“28 Ways to Spread Sunshine,” New Era, Feb. 2014, 24–25
One possible meaning of the old Anglo-Saxon word for February is “mud month,” and for many youth in the Northern Hemisphere, that name makes sense. It’s the middle of the winter, and the snow and rain and cold can make “mud month” feel like a pretty accurate name. On the other end of the world, however, youth in the Southern Hemisphere are enjoying one of the warmest months of the year, where there’s more than enough sunshine to go around.
Regardless of the climate you’re in, you can bring sunshine into the lives of those around you now and any time of the year. Doing so will bring joy to you and those you interact with.
Here are some ideas to help spread sunshine every day in February. Try them out, or try some of your own. Just try something to bless the lives of those around you.
Tell a family member why you love him or her.
Find out more about someone you don’t know very well.

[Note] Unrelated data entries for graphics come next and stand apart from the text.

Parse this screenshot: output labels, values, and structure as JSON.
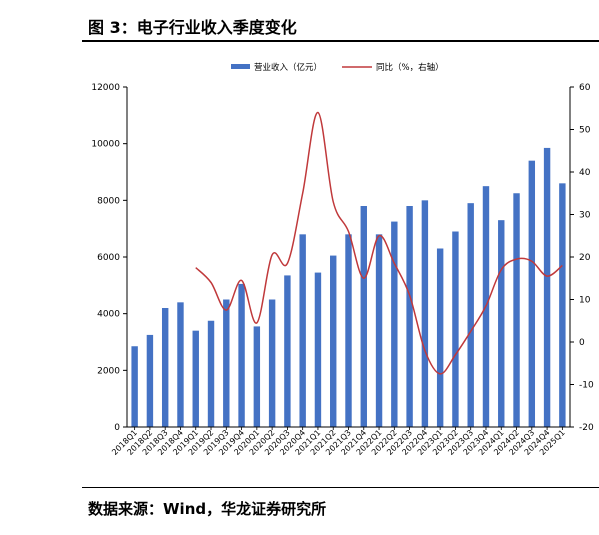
{
  "figure": {
    "title": "图 3：电子行业收入季度变化",
    "source": "数据来源：Wind，华龙证券研究所"
  },
  "colors": {
    "bar": "#4472c4",
    "line": "#c0393b",
    "axis": "#000000"
  },
  "chart_data": {
    "type": "bar",
    "categories": [
      "2018Q1",
      "2018Q2",
      "2018Q3",
      "2018Q4",
      "2019Q1",
      "2019Q2",
      "2019Q3",
      "2019Q4",
      "2020Q1",
      "2020Q2",
      "2020Q3",
      "2020Q4",
      "2021Q1",
      "2021Q2",
      "2021Q3",
      "2021Q4",
      "2022Q1",
      "2022Q2",
      "2022Q3",
      "2022Q4",
      "2023Q1",
      "2023Q2",
      "2023Q3",
      "2023Q4",
      "2024Q1",
      "2024Q2",
      "2024Q3",
      "2024Q4",
      "2025Q1"
    ],
    "series": [
      {
        "name": "营业收入（亿元）",
        "type": "bar",
        "axis": "left",
        "values": [
          2850,
          3250,
          4200,
          4400,
          3400,
          3750,
          4500,
          5050,
          3550,
          4500,
          5350,
          6800,
          5450,
          6050,
          6800,
          7800,
          6800,
          7250,
          7800,
          8000,
          6300,
          6900,
          7900,
          8500,
          7300,
          8250,
          9400,
          9850,
          8600
        ]
      },
      {
        "name": "同比（%，右轴）",
        "type": "line",
        "axis": "right",
        "values": [
          null,
          null,
          null,
          null,
          17.5,
          14.0,
          7.5,
          14.5,
          4.5,
          20.5,
          18.5,
          35.0,
          54.0,
          33.0,
          26.0,
          15.0,
          25.0,
          18.5,
          11.0,
          -2.0,
          -7.5,
          -3.0,
          2.5,
          8.5,
          17.0,
          19.5,
          19.0,
          15.5,
          18.0
        ]
      }
    ],
    "y_left": {
      "min": 0,
      "max": 12000,
      "ticks": [
        0,
        2000,
        4000,
        6000,
        8000,
        10000,
        12000
      ]
    },
    "y_right": {
      "min": -20,
      "max": 60,
      "ticks": [
        -20,
        -10,
        0,
        10,
        20,
        30,
        40,
        50,
        60
      ]
    },
    "x_tick_labels": [
      "2018Q1",
      "2018Q2",
      "2018Q3",
      "2018Q4",
      "2019Q1",
      "2019Q2",
      "2019Q3",
      "2019Q4",
      "2020Q1",
      "2020Q2",
      "2020Q3",
      "2020Q4",
      "2021Q1",
      "2021Q2",
      "2021Q3",
      "2021Q4",
      "2022Q1",
      "2022Q2",
      "2022Q3",
      "2022Q4",
      "2023Q1",
      "2023Q2",
      "2023Q3",
      "2023Q4",
      "2024Q1",
      "2024Q2",
      "2024Q3",
      "2024Q4",
      "2025Q1"
    ],
    "legend": {
      "position": "top-center",
      "bar_label": "营业收入（亿元）",
      "line_label": "同比（%，右轴）"
    },
    "grid": false
  }
}
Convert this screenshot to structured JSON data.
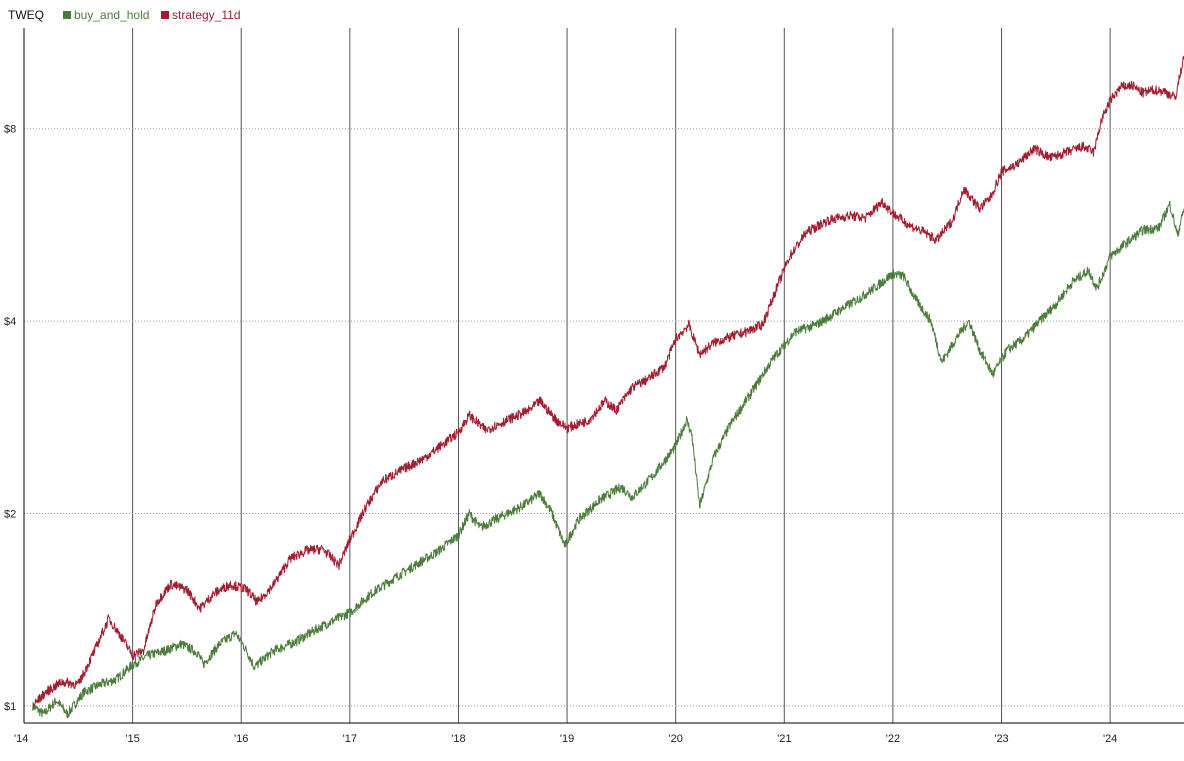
{
  "chart_data": {
    "type": "line",
    "title": "TWEQ",
    "xlabel": "",
    "ylabel": "",
    "y_scale": "log",
    "ylim": [
      0.94,
      11.5
    ],
    "xlim": [
      2014.0,
      2024.68
    ],
    "grid": {
      "horizontal": "dotted",
      "vertical": "solid-at-year-ticks"
    },
    "legend_position": "top-left",
    "x_ticks": [
      {
        "value": 2014,
        "label": "'14"
      },
      {
        "value": 2015,
        "label": "'15"
      },
      {
        "value": 2016,
        "label": "'16"
      },
      {
        "value": 2017,
        "label": "'17"
      },
      {
        "value": 2018,
        "label": "'18"
      },
      {
        "value": 2019,
        "label": "'19"
      },
      {
        "value": 2020,
        "label": "'20"
      },
      {
        "value": 2021,
        "label": "'21"
      },
      {
        "value": 2022,
        "label": "'22"
      },
      {
        "value": 2023,
        "label": "'23"
      },
      {
        "value": 2024,
        "label": "'24"
      }
    ],
    "y_ticks": [
      {
        "value": 1,
        "label": "$1"
      },
      {
        "value": 2,
        "label": "$2"
      },
      {
        "value": 4,
        "label": "$4"
      },
      {
        "value": 8,
        "label": "$8"
      }
    ],
    "series": [
      {
        "name": "buy_and_hold",
        "color": "#4a7c3a",
        "points": [
          [
            2014.08,
            1.0
          ],
          [
            2014.18,
            0.97
          ],
          [
            2014.3,
            1.02
          ],
          [
            2014.4,
            0.97
          ],
          [
            2014.55,
            1.05
          ],
          [
            2014.7,
            1.08
          ],
          [
            2014.85,
            1.1
          ],
          [
            2015.0,
            1.16
          ],
          [
            2015.15,
            1.2
          ],
          [
            2015.3,
            1.22
          ],
          [
            2015.45,
            1.25
          ],
          [
            2015.6,
            1.21
          ],
          [
            2015.65,
            1.16
          ],
          [
            2015.8,
            1.25
          ],
          [
            2015.95,
            1.3
          ],
          [
            2016.05,
            1.22
          ],
          [
            2016.12,
            1.15
          ],
          [
            2016.3,
            1.22
          ],
          [
            2016.5,
            1.26
          ],
          [
            2016.7,
            1.32
          ],
          [
            2016.85,
            1.36
          ],
          [
            2017.0,
            1.4
          ],
          [
            2017.2,
            1.5
          ],
          [
            2017.4,
            1.58
          ],
          [
            2017.6,
            1.66
          ],
          [
            2017.8,
            1.74
          ],
          [
            2018.0,
            1.85
          ],
          [
            2018.1,
            2.0
          ],
          [
            2018.2,
            1.9
          ],
          [
            2018.4,
            1.98
          ],
          [
            2018.6,
            2.06
          ],
          [
            2018.75,
            2.15
          ],
          [
            2018.85,
            2.02
          ],
          [
            2018.98,
            1.78
          ],
          [
            2019.1,
            1.95
          ],
          [
            2019.3,
            2.1
          ],
          [
            2019.5,
            2.2
          ],
          [
            2019.6,
            2.12
          ],
          [
            2019.8,
            2.3
          ],
          [
            2020.0,
            2.55
          ],
          [
            2020.1,
            2.8
          ],
          [
            2020.15,
            2.65
          ],
          [
            2020.22,
            2.05
          ],
          [
            2020.35,
            2.45
          ],
          [
            2020.5,
            2.75
          ],
          [
            2020.7,
            3.1
          ],
          [
            2020.9,
            3.5
          ],
          [
            2021.1,
            3.85
          ],
          [
            2021.3,
            3.95
          ],
          [
            2021.5,
            4.15
          ],
          [
            2021.7,
            4.35
          ],
          [
            2021.9,
            4.6
          ],
          [
            2022.0,
            4.75
          ],
          [
            2022.1,
            4.7
          ],
          [
            2022.2,
            4.35
          ],
          [
            2022.35,
            4.0
          ],
          [
            2022.45,
            3.45
          ],
          [
            2022.6,
            3.8
          ],
          [
            2022.7,
            4.0
          ],
          [
            2022.8,
            3.6
          ],
          [
            2022.92,
            3.3
          ],
          [
            2023.05,
            3.6
          ],
          [
            2023.2,
            3.75
          ],
          [
            2023.35,
            4.0
          ],
          [
            2023.5,
            4.25
          ],
          [
            2023.65,
            4.6
          ],
          [
            2023.8,
            4.8
          ],
          [
            2023.88,
            4.5
          ],
          [
            2024.0,
            5.05
          ],
          [
            2024.15,
            5.3
          ],
          [
            2024.3,
            5.55
          ],
          [
            2024.45,
            5.6
          ],
          [
            2024.55,
            6.1
          ],
          [
            2024.62,
            5.45
          ],
          [
            2024.68,
            6.0
          ]
        ]
      },
      {
        "name": "strategy_11d",
        "color": "#a11d2f",
        "points": [
          [
            2014.08,
            1.0
          ],
          [
            2014.2,
            1.05
          ],
          [
            2014.35,
            1.09
          ],
          [
            2014.5,
            1.08
          ],
          [
            2014.65,
            1.22
          ],
          [
            2014.78,
            1.37
          ],
          [
            2014.9,
            1.28
          ],
          [
            2015.0,
            1.2
          ],
          [
            2015.1,
            1.22
          ],
          [
            2015.22,
            1.45
          ],
          [
            2015.35,
            1.55
          ],
          [
            2015.5,
            1.52
          ],
          [
            2015.62,
            1.42
          ],
          [
            2015.75,
            1.5
          ],
          [
            2015.9,
            1.55
          ],
          [
            2016.05,
            1.52
          ],
          [
            2016.15,
            1.45
          ],
          [
            2016.3,
            1.55
          ],
          [
            2016.45,
            1.7
          ],
          [
            2016.6,
            1.75
          ],
          [
            2016.75,
            1.76
          ],
          [
            2016.9,
            1.66
          ],
          [
            2017.0,
            1.82
          ],
          [
            2017.15,
            2.05
          ],
          [
            2017.3,
            2.25
          ],
          [
            2017.5,
            2.35
          ],
          [
            2017.7,
            2.45
          ],
          [
            2017.9,
            2.6
          ],
          [
            2018.0,
            2.68
          ],
          [
            2018.1,
            2.85
          ],
          [
            2018.25,
            2.7
          ],
          [
            2018.45,
            2.8
          ],
          [
            2018.65,
            2.9
          ],
          [
            2018.75,
            3.0
          ],
          [
            2018.9,
            2.8
          ],
          [
            2019.0,
            2.72
          ],
          [
            2019.2,
            2.8
          ],
          [
            2019.35,
            3.0
          ],
          [
            2019.45,
            2.9
          ],
          [
            2019.6,
            3.15
          ],
          [
            2019.75,
            3.25
          ],
          [
            2019.9,
            3.4
          ],
          [
            2020.0,
            3.75
          ],
          [
            2020.12,
            3.95
          ],
          [
            2020.22,
            3.55
          ],
          [
            2020.35,
            3.7
          ],
          [
            2020.55,
            3.8
          ],
          [
            2020.65,
            3.85
          ],
          [
            2020.8,
            3.95
          ],
          [
            2020.95,
            4.6
          ],
          [
            2021.05,
            5.05
          ],
          [
            2021.2,
            5.5
          ],
          [
            2021.4,
            5.75
          ],
          [
            2021.6,
            5.85
          ],
          [
            2021.75,
            5.8
          ],
          [
            2021.9,
            6.15
          ],
          [
            2022.0,
            5.9
          ],
          [
            2022.15,
            5.65
          ],
          [
            2022.3,
            5.5
          ],
          [
            2022.4,
            5.35
          ],
          [
            2022.55,
            5.75
          ],
          [
            2022.65,
            6.45
          ],
          [
            2022.8,
            6.0
          ],
          [
            2022.9,
            6.25
          ],
          [
            2023.0,
            6.85
          ],
          [
            2023.15,
            7.05
          ],
          [
            2023.3,
            7.45
          ],
          [
            2023.45,
            7.2
          ],
          [
            2023.6,
            7.35
          ],
          [
            2023.75,
            7.5
          ],
          [
            2023.85,
            7.35
          ],
          [
            2023.92,
            8.25
          ],
          [
            2024.0,
            8.85
          ],
          [
            2024.1,
            9.3
          ],
          [
            2024.2,
            9.35
          ],
          [
            2024.3,
            9.1
          ],
          [
            2024.4,
            9.2
          ],
          [
            2024.5,
            9.15
          ],
          [
            2024.6,
            8.95
          ],
          [
            2024.68,
            10.4
          ]
        ]
      }
    ]
  }
}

Give a sincere compliment.
Visit someone who may be lonely.
Sienna G., 13, from Utah, USA, says, “One of the ways I scatter sunshine is by visiting the sick, lonely, and elderly. If people my mom knows are in the hospital, a retirement home, or a rehabilitation center, we go to visit them. These people love to see the smiling faces of youth.”
Eat lunch with someone who needs a friend.
Share your testimony.
Deliver a treat to a neighbor.
Reach out to a ward member.
Elder M. Russell Ballard of the Quorum of the Twelve Apostles has said, “Our wards and branches should be places where the Golden Rule always guides our words and actions toward each other. By treating each other kindly, speaking words of support and encouragement, and being sensitive to each other’s needs, we can create loving unity among ward members.”1
Express gratitude to a family member.
Pray for someone.
Encourage someone to do something good.
“In your morning prayer each new day, ask Heavenly Father to guide you to recognize an opportunity to serve one of His precious children.”2
Be kind to someone who seems lonely.
Share a scripture with a friend.
Help someone do something he or she can’t do alone.
Brendon P., 17, from Wyoming, USA, picks up his friend Kenly for seminary each morning. Kenly, who has Down syndrome, does not have her own driver’s license, so she cannot drive herself to seminary.
Text a friend and share what you like about him or her.
Teach someone about family history.
Be aware of how others could use your help, and act on promptings to serve.
“Often small acts of service are all that is required to lift and bless another. … If we are observant and aware, and if we act on the promptings which come to us, we can accomplish much good.”3
Share a spiritual message through social media.
Give a friend or family member a call just to say hello.
Communicate with someone “heart to heart” so you can understand and help meet his or her needs.
President Thomas S. Monson has said, “Often we live side by side but do not communicate heart to heart. There are those within the sphere of our own influence who, with outstretched hands, cry out, ‘Is there no balm in Gilead?’ (Jeremiah 8:22). … We are the Lord’s hands here upon the earth, with the mandate to serve and to lift His children. He is dependent upon each of us.”4
“Sing some happy song.”5
Do an extra chore around the house.
Write a note.
Lucy T., 15, from Utah, USA, says, “In my Young Women class, we were challenged to write a note to one of the widows in our ward. I decided to drop a note off at a widow’s house that I pass on the way to piano lessons. This woman loved the note so much that I decided to leave her a note every week. I also started visiting her in person. She tells me hilarious and inspiring stories and sends me cards every holiday. I’ve made a fabulous new friend.”
Introduce yourself to someone new at school or at an activity.
Ask someone about his or her family to show you care and want to get to know him or her.